Coperti di polvere e senza più forza, a gruppi di decine i soldati ucraini lasciano la città, chi a bordo di camion, chi a piedi. E il loro racconto all’agenzia AP è drammatico. Come drammatica è per sua natura la guerra. Il dolore per le pesanti perdite subite è atroce tra i militari, ma ancora più forti sono i crampi per la fame. Mancano cibo e acqua. I loro corpi sono provati, offesi nella dignità, come racconta un soldato, nascosto per diverse ore all’interno di un bunker e nell’impossibilità di andare al bagno. Le ‘ferite’ del corpo si assommano a quelle dello spirito.

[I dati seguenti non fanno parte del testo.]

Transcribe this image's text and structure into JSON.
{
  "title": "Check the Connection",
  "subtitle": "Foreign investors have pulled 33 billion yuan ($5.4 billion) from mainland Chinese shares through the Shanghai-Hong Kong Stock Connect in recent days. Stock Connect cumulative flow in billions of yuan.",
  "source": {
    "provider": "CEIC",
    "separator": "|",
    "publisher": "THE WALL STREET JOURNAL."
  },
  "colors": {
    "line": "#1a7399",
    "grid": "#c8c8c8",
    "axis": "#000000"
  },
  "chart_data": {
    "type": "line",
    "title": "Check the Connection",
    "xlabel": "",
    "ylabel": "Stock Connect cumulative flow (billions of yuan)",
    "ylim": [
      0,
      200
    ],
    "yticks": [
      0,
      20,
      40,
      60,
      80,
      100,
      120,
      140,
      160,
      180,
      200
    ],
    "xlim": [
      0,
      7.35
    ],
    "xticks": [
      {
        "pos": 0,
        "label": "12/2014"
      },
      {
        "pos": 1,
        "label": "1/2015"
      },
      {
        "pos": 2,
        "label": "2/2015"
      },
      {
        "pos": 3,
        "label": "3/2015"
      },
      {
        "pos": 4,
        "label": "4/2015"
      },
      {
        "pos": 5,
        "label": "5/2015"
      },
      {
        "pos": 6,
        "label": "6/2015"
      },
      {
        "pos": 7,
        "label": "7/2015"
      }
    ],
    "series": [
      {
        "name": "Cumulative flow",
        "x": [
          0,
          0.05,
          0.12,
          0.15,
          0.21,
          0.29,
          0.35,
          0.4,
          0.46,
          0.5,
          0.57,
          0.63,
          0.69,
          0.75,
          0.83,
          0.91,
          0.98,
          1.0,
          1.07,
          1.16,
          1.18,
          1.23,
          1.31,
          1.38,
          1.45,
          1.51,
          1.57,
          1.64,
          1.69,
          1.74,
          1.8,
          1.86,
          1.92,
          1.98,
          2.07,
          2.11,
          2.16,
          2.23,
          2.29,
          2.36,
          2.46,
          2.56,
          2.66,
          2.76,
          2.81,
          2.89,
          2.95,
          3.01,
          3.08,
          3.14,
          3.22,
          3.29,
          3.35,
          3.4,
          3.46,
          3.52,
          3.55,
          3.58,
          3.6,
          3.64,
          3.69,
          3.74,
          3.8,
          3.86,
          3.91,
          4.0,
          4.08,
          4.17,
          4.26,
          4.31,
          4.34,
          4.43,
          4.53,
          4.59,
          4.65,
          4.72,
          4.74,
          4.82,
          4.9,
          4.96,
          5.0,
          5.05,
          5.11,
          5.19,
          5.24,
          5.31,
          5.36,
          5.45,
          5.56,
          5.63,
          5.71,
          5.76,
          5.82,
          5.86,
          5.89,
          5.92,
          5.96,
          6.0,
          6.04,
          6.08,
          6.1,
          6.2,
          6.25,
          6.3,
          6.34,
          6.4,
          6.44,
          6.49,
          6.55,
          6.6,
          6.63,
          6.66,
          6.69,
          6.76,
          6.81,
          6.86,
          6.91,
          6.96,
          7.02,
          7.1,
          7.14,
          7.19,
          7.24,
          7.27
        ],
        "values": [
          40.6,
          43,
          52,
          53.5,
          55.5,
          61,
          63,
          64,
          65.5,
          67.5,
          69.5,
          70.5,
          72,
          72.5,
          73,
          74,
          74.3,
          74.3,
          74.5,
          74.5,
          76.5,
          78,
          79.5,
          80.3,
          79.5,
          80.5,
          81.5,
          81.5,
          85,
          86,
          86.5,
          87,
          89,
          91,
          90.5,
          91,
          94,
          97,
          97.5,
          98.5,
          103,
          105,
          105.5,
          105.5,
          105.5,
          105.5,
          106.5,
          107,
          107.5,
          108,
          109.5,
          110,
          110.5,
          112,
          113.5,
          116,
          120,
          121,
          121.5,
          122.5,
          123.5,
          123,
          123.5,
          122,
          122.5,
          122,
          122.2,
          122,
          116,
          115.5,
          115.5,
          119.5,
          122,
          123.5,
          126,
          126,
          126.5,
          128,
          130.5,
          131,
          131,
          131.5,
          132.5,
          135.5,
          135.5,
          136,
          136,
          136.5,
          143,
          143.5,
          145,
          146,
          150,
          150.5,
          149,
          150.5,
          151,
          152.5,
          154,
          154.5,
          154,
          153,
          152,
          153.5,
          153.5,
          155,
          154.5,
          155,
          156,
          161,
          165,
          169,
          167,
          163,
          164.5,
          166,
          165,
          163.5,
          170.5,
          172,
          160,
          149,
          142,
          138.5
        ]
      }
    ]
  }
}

Nel ricordare la dura realtà del conflitto ai reporter tre soldati fumano nervosamente delle sigarette. Il freddo è intenso. Per riscaldarsi dal rigido inverno ucraino i soldati accettano qualche tazza di té caldo in tazze di plastica.

“Siamo molto felici di essere qui”, afferma uno di loro dallo sguardo che mostra i segni della fatica e del dolore. “Abbiamo sempre pregato e milioni di volte abbiamo detto addio alle nostre vite”. La battaglia che ha martellato Debaltsevo ha sfiancato il loro umore, e li ha segnati forse per sempre. La confusione regna totale. In molti tra quelli che stanno piegando in ritirata affermano di non avere ricevuto nessun aiuto o rinforzi dal governo e si sono dovuti muovere a piedi. Uno di loro, Nikolai, ha poi detto di non sapere effettivamente cosa stesse facendo il suo battaglione, se stesse arretrando oppure ripiegando altrove rispetto a Debaltsevo.

“Non lo so. I nostri comandanti non ci hanno detto cosa fare. Ci hanno solo comunicato di cambiare posizione perché la nostra unità era rimasta ferma per molto tempo e aveva subito pesante perdite”.    Scene di caos anche nei pressi di Vuhlehirsk, cittadina a 75 km a nord est di Donetsk, dove stazionano gruppi di ribelli, molti dei quali dicono di essere originari delle regioni orientali della Russia. Viktor Ponosov, uno di loro, racconta che le forze ucraine non avevano munizioni né cibo.

“Abbiamo sentito dire che molti soldati ucraini hanno chiamato i loro parenti e amici e hanno chiesto il loro aiuto”. L’anarchia regna sovrana, malgrado la tregua iniziata solo pochi giorni fa.